For all segmentation methods, error logs were recorded, and quality was visually inspected with ITK-SNAP, overlaying the segmentations onto the T1w image.
2.4 Comparison Metrics
The segmentations obtained from the four automatic methods were compared to the manual segmentations using Dice similarity index (DSI) given by \( \frac{{2\left| {A\mathop \cap \nolimits B} \right|}}{\left| A \right| + \left| B \right|} \), where A is the set of voxels in the proposed segmentation and B is the set of voxels in the reference (manual) segmentation and |∙| is the cardinality. DSI ranges from zero to one where one indicates a perfect match. Furthermore, the false positive and false negative rate (FPR, FNR) of the automatic segmentations were calculated.
3 Results
Figure 1 shows examples of manual segmentations and the corresponding automatic segmentations of the thalamus and hippocampus generated by the four evaluated methods overlaid on the T1w image and the FA map. As the examples illustrate, the thalamus is over-segmented by Freesurfer and to a lesser extent by FSL. As can be seen from the FA map, the internal capsule is partly included in the segmentation. volBrain local does not include any WM tracts, while volBrain external slightly over-segments the thalamus. This observation is reflected in the significantly larger FPRs of FSL and Freesurfer compared to volBrain using both libraries (Fig. 2). The consistent over-segmentation of FSL results in relatively few false negatives, while Freesurfer also suffers from a relatively large FNR. In general, volBrain local performs best on thalamus segmentation with very high DSI (0.913 ± 0.014) followed by volBrain external (0.868 ± 0.024), FSL (0.806 ± 0.034) and Freesurfer (0.798 ± 0.049).
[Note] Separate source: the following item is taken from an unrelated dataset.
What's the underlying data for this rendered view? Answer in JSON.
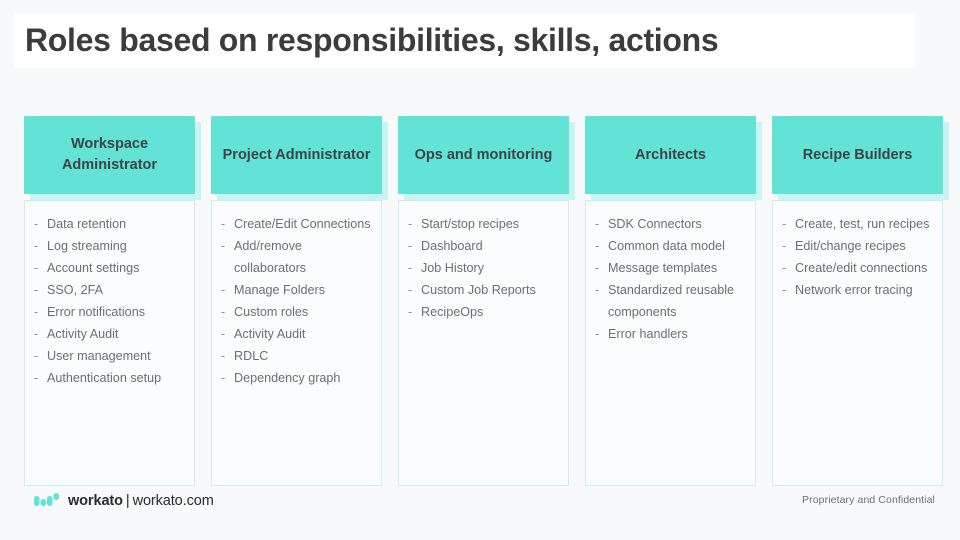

In terms of segmentation accuracy, the hippocampus follows a similar pattern with high DSI for volBrain local (0.892 ± 0.016), followed by volBrain external (0.859 ± 0.014), FSL (0.808 ± 0.017), and Freesurfer (0.771 ± 0.022) (Fig. 2). In terms of FPR and FNR, the pattern for hippocampus is slightly different from that of thalamus. FPR is reflecting the same order as DSI, with volBrain local performing best (8.9 % ± 2.7 %) and Freesurfer performing worst (41.2 % ± 7.2 %). However, in terms of FNR the methods are very similar with a relatively short range (mean FNR: 5.2 %– 12.4 %). The consistent over-segmentation of FSL and Freesurfer naturally leads to relatively low FNRs. volBrain local is the only method with well-balanced FPR and FNR for hippocampus, while volBrain using both libraries demonstrate balanced over- and under-segmentations on thalamus.
4 Discussion
In this study we evaluated the performance of a recent patch-based segmentation method [5] and compared the results to those of FSL and Freesurfer, two widely applied methods in the neuroimaging community. Using MP2RAGE, a recently proposed T1w MRI sequence with superior soft tissue contrast, we tested the algorithms on two often investigated deep brain structures, the hippocampus and the thalamus. The results demonstrated that the patch-based method outperforms both Freesurfer and FSL on these structures.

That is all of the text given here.